Non servono giri di parole, basta uno zero. Zero tiri in porta, zero lampi, zero emozioni. È questo il dato che fotografa alla perfezione la giornata nera dell’Atalanta, uscita sconfitta dal Bluenergy Stadium con la sensazione di non aver mai davvero giocato. Non solo non si è vinto — l’ultima vittoria in campionato resta quella del 21 settembre contro il Torino — ma stavolta non si è nemmeno mai tirato in porta. Un dato inedito: neppure a Parigi, nella notte più difficile di Champions, la Dea era rimasta a secco di conclusioni nello specchio. Stavolta sì. E contro la peggior difesa del campionato.
ATTACCO SPENTO, IDEE OFFUSCATE –È apparsa svuotata la squadra e spento l’attacco, in tutte le sue versioni. Juric ha provato a ruotare gli uomini per ritrovare brillantezza e concretezza, ma il risultato è stato un crollo collettivo. Il ritorno da titolare di Gianluca Scamacca, al centro del tridente dopo oltre due mesi, doveva rappresentare la ripartenza di un leader tecnico. Invece il centravanti ha mostrato tutta la ruggine accumulata: tanto movimento, poca sostanza e nessun pallone giocabile davvero utile per far male a Okoye. L’allenatore - scrive L'Eco di Bergamo - ha provato ad affidarsi a Samardzic e Sulemana per dare imprevedibilità e ritmo, ma la coppia ha tradito le attese. Il serbo, ex di giornata, non ha inciso nemmeno emotivamente; il ghanese ha segnato un gol poi annullato, ma non è riuscito a dare la scossa che serviva. Era la loro occasione per scalare le gerarchie, l’hanno sprecata.
CAMBI E SCHEMI, MA IL PROBLEMA È ALTRO – Nel secondo tempo Juric ha tentato di rianimare la squadra inserendo Krstovic, Lookman e De Ketelaere, ma il copione non è cambiato. Qualche guizzo, poca profondità, nessuna vera occasione. Nel finale, come già accaduto a Cremona, il tecnico ha riproposto il 4-2-3-1 per cercare più soluzioni offensive, affidandosi all’energia di Brescianini, ma anche quella mossa è servita solo a mascherare per qualche minuto una realtà evidente: questa Atalanta è scarica, nel corpo e nella testa.
Non è più una questione di moduli o interpreti: è una crisi di intensità e convinzione. Manca la “fame” che per anni aveva reso la Dea una squadra diversa da tutte le altre.

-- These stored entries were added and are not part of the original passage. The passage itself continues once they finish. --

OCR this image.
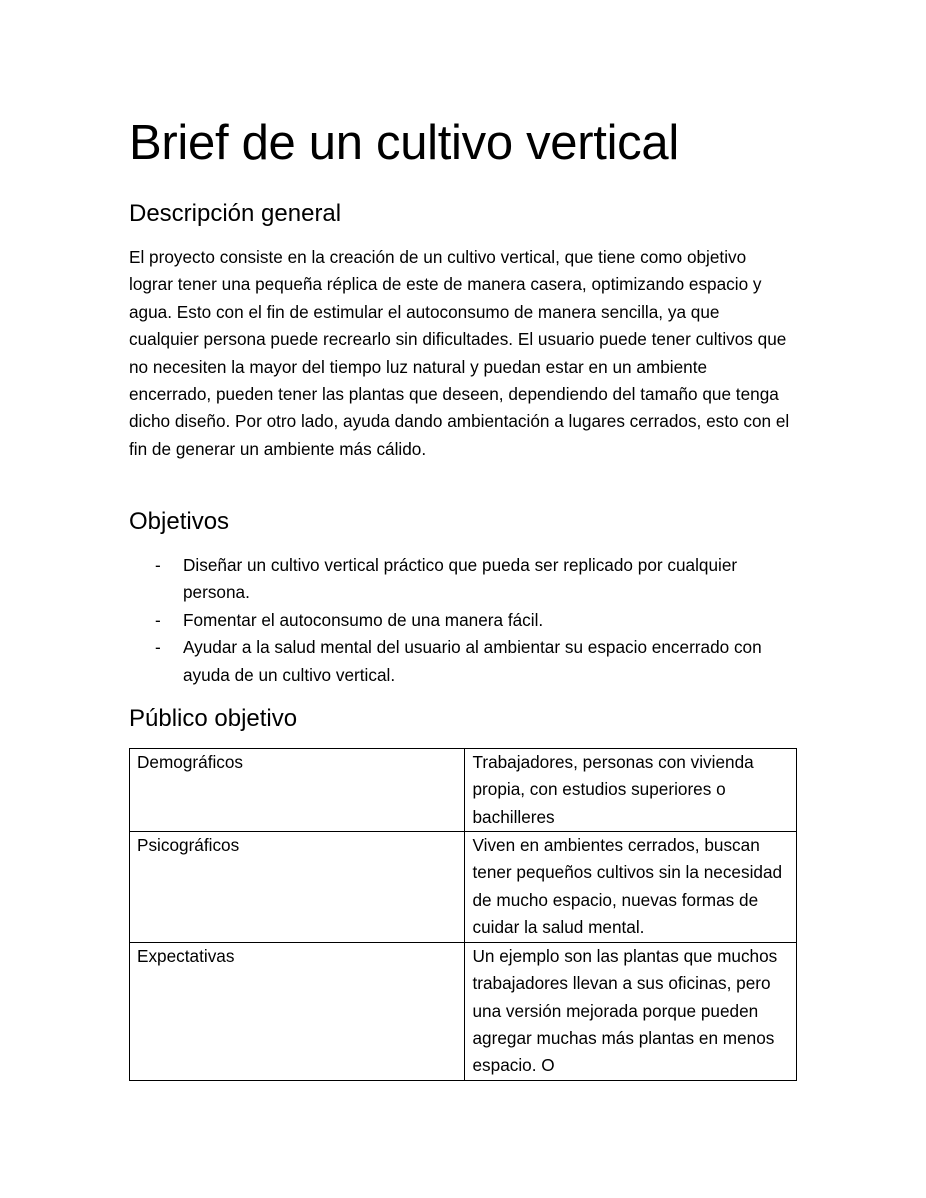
Brief de un cultivo vertical
Descripción general

El proyecto consiste en la creación de un cultivo vertical, que tiene como objetivo lograr tener una pequeña réplica de este de manera casera, optimizando espacio y agua. Esto con el fin de estimular el autoconsumo de manera sencilla, ya que cualquier persona puede recrearlo sin dificultades. El usuario puede tener cultivos que no necesiten la mayor del tiempo luz natural y puedan estar en un ambiente encerrado, pueden tener las plantas que deseen, dependiendo del tamaño que tenga dicho diseño. Por otro lado, ayuda dando ambientación a lugares cerrados, esto con el fin de generar un ambiente más cálido.

Objetivos
- Diseñar un cultivo vertical práctico que pueda ser replicado por cualquier persona.
- Fomentar el autoconsumo de una manera fácil.
- Ayudar a la salud mental del usuario al ambientar su espacio encerrado con ayuda de un cultivo vertical.
Público objetivo
Demográficos	Trabajadores, personas con vivienda propia, con estudios superiores o bachilleres
Psicográficos	Viven en ambientes cerrados, buscan tener pequeños cultivos sin la necesidad de mucho espacio, nuevas formas de cuidar la salud mental.
Expectativas	Un ejemplo son las plantas que muchos trabajadores llevan a sus oficinas, pero una versión mejorada porque pueden agregar muchas más plantas en menos espacio. O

UNA DEA CHE NON MORDE PIÙ – L’impressione, ormai chiara, è che la Dea abbia perso il suo marchio di fabbrica. Non c’è più la pressione feroce, non c’è più la rabbia nei duelli, non c’è più la voglia di ribaltare le partite. A Udine la squadra di Juric è sembrata fragile, quasi rassegnata. Nessuno ha alzato la voce, nessuno ha dato la scossa. E il dato statistico — 0 tiri in porta contro i 5 dei friulani — è solo la conseguenza di un vuoto più profondo: quello emotivo.
IL TEMPO DELLE RISPOSTE – Dopo dieci giornate, l’Atalanta si ritrova a metà classifica, lontana anni luce dai livelli di un anno fa. Gli investimenti estivi, oltre 100 milioni, non hanno ancora prodotto né gioco né risultati. E il rischio è che, senza un’immediata inversione di marcia, il progetto Juric perda anche la fiducia dell’ambiente. A Marsiglia, martedì, non serviranno calcoli o statistiche. Servirà una reazione feroce, di orgoglio e di spirito. Perché a questa Atalanta non manca la qualità: le manca solo se stessa.